Alice scoppiò s ridere, la negazione della situazione, il primo cenno della risposta emotiva.

"Ryuzaki... Ryuzaki." lo riprese lei. " non ti sei mai chiesto perché sono da più di due mesi a New York e non ho combinato nulla di finanziariamente utile? perché non ho un lavoro?"

Fingeva ingenuità, mentre si chiudeva a riccio nel mutismo; sapeva che Alice era estremamente benestante, l'aveva intuito la prima volta, dai suoi gusti, dai suoi gesti.  Ma apparire come un ingenuo non interessava alla sua indagine, per questo non dette cenno di nulla nella sua attesa.

"Ryuzaki." di nuovo lo riprendeva. " Ti ricordi quando ti parlai del quadro di Vettriano?"

Annuì.

"La mia famiglia possiede l'originale."

"vuoi dirmi che sei ricca?" caricando di un’enfasi negativa.

"Sì." Poi dai suoi occhi venne un’espressione estremamente inadeguata per il tono della discussione.

"è solo una scusa, dimmi la verità." espresse furibonda.

"scusa?"

 "una scusa per lasciarmi non è così?"

Ryuzaki aveva quasi completato il suo fine, la soluzione era prossima.

"vigliacco." urlò.

"vigliacco." insinuò.

"vigliacco." considerò.

le guance si rigavano di lacrime che a lui sembrarono sincere.

"devo chiederti un’ultima cosa." Azzardò lui senza slanci.

"come mai, non mi hai mai parlato della tua situazione?"

 " non volevo che mi considerassi per la mia situazione. Desideravo soltanto stare con te, e ho pensato che, tu, che lavori, avresti profondamente criticato la mia posizione. E poi... " mutando il suo tono in accusa 

" nemmeno tu ti sei mai perso in dettagli sulla tua. So quante lingue parli, so quali sono i tuoi dolci preferiti, so che odi i calzetti, so di non poter guardare un film con te senza conoscerne prima la fine, ma non so nemmeno il tuo cognome." esprimeva mossa dal fervore:" per giorni e giorni mi sono chiesta come mai nonostante il tuo aspetto occidentale usassi un nome giapponese. Non ci sono mai riferimenti al tuo passato, né al tuo presente."  Ryuzaki si sentì colpevole, artefice come Otello di un gioco che tagliava.

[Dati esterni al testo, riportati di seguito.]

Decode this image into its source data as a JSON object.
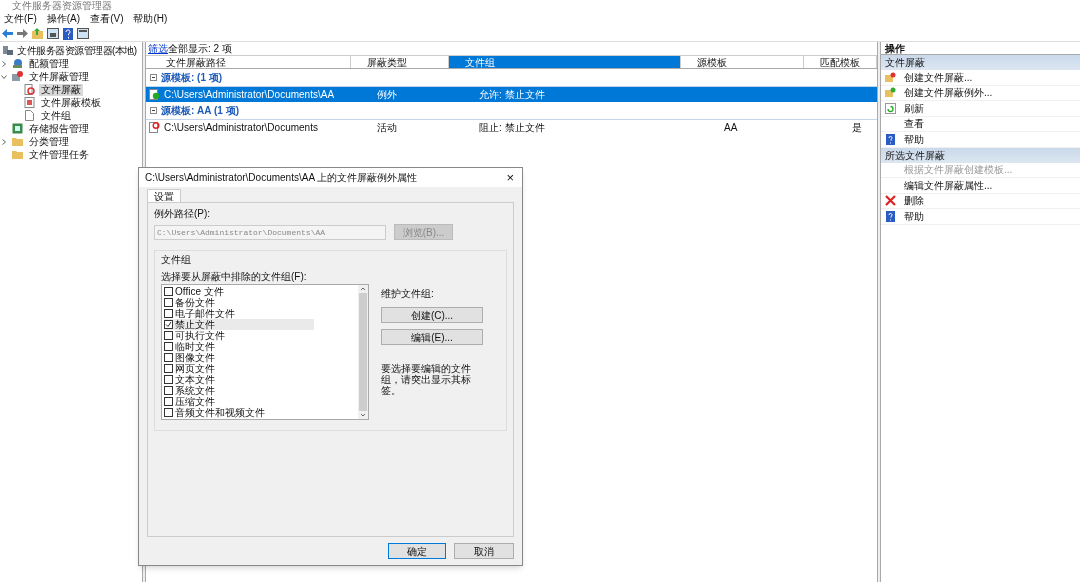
{
  "window": {
    "title": "文件服务器资源管理器"
  },
  "menu": [
    "文件(F)",
    "操作(A)",
    "查看(V)",
    "帮助(H)"
  ],
  "tree": {
    "label": "文件服务器资源管理器(本地)",
    "kind": "server",
    "children": [
      {
        "label": "配额管理",
        "kind": "quota",
        "expanded": false,
        "selected": false
      },
      {
        "label": "文件屏蔽管理",
        "kind": "screen",
        "expanded": true,
        "selected": false,
        "children": [
          {
            "label": "文件屏蔽",
            "kind": "block",
            "selected": true
          },
          {
            "label": "文件屏蔽模板",
            "kind": "template",
            "selected": false
          },
          {
            "label": "文件组",
            "kind": "page",
            "selected": false
          }
        ]
      },
      {
        "label": "存储报告管理",
        "kind": "report",
        "selected": false
      },
      {
        "label": "分类管理",
        "kind": "folder",
        "expanded": false,
        "selected": false
      },
      {
        "label": "文件管理任务",
        "kind": "folder",
        "selected": false
      }
    ]
  },
  "filter": {
    "link": "筛选",
    "text": "全部显示: 2 项"
  },
  "columns": [
    {
      "label": "文件屏蔽路径",
      "selected": false
    },
    {
      "label": "屏蔽类型",
      "selected": false
    },
    {
      "label": "文件组",
      "selected": true
    },
    {
      "label": "源模板",
      "selected": false
    },
    {
      "label": "匹配模板",
      "selected": false
    }
  ],
  "groups": [
    {
      "title": "源模板: (1 项)",
      "rows": [
        {
          "kind": "exception",
          "selected": true,
          "cells": [
            "C:\\Users\\Administrator\\Documents\\AA",
            "例外",
            "允许: 禁止文件",
            "",
            ""
          ]
        }
      ]
    },
    {
      "title": "源模板: AA (1 项)",
      "rows": [
        {
          "kind": "active",
          "selected": false,
          "cells": [
            "C:\\Users\\Administrator\\Documents",
            "活动",
            "阻止: 禁止文件",
            "AA",
            "是"
          ]
        }
      ]
    }
  ],
  "actions": {
    "title": "操作",
    "sections": [
      {
        "title": "文件屏蔽",
        "items": [
          {
            "label": "创建文件屏蔽...",
            "kind": "create",
            "disabled": false
          },
          {
            "label": "创建文件屏蔽例外...",
            "kind": "create-exception",
            "disabled": false
          },
          {
            "label": "刷新",
            "kind": "refresh",
            "disabled": false
          },
          {
            "label": "查看",
            "kind": "plain",
            "disabled": false
          },
          {
            "label": "帮助",
            "kind": "help",
            "disabled": false
          }
        ]
      },
      {
        "title": "所选文件屏蔽",
        "items": [
          {
            "label": "根据文件屏蔽创建模板...",
            "kind": "plain",
            "disabled": true
          },
          {
            "label": "编辑文件屏蔽属性...",
            "kind": "plain",
            "disabled": false
          },
          {
            "label": "删除",
            "kind": "delete",
            "disabled": false
          },
          {
            "label": "帮助",
            "kind": "help",
            "disabled": false
          }
        ]
      }
    ]
  },
  "dialog": {
    "title": "C:\\Users\\Administrator\\Documents\\AA 上的文件屏蔽例外属性",
    "close": "×",
    "tabs": [
      {
        "label": "设置",
        "selected": true
      }
    ],
    "path_label": "例外路径(P):",
    "path_value": "C:\\Users\\Administrator\\Documents\\AA",
    "browse": {
      "label": "浏览(B)...",
      "disabled": true
    },
    "group_title": "文件组",
    "list_label": "选择要从屏蔽中排除的文件组(F):",
    "file_groups": [
      {
        "label": "Office 文件",
        "checked": false,
        "selected": false
      },
      {
        "label": "备份文件",
        "checked": false,
        "selected": false
      },
      {
        "label": "电子邮件文件",
        "checked": false,
        "selected": false
      },
      {
        "label": "禁止文件",
        "checked": true,
        "selected": true
      },
      {
        "label": "可执行文件",
        "checked": false,
        "selected": false
      },
      {
        "label": "临时文件",
        "checked": false,
        "selected": false
      },
      {
        "label": "图像文件",
        "checked": false,
        "selected": false
      },
      {
        "label": "网页文件",
        "checked": false,
        "selected": false
      },
      {
        "label": "文本文件",
        "checked": false,
        "selected": false
      },
      {
        "label": "系统文件",
        "checked": false,
        "selected": false
      },
      {
        "label": "压缩文件",
        "checked": false,
        "selected": false
      },
      {
        "label": "音频文件和视频文件",
        "checked": false,
        "selected": false
      }
    ],
    "maintain_label": "维护文件组:",
    "buttons": [
      "创建(C)...",
      "编辑(E)..."
    ],
    "hint": "要选择要编辑的文件组，请突出显示其标签。",
    "ok": "确定",
    "cancel": "取消"
  }
}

Poco prima che la rabbia di Alice esplodesse nel tonfo della porta chiusa alle spalle, fu tentato di rivelarle ogni cosa, ma a quel punto, la prospettiva di una vita in incognito sarebbe stata troppo scorretta per il futuro di lei.

Lasciandolo e tagliando i ponti, aveva reso la certezza d'innocenza, più precisamente di inconsapevolezza di quanto le gravasse attorno.

" si può essere grandi attori ma pessimi interpreti dell'esistenza." concluse laconico.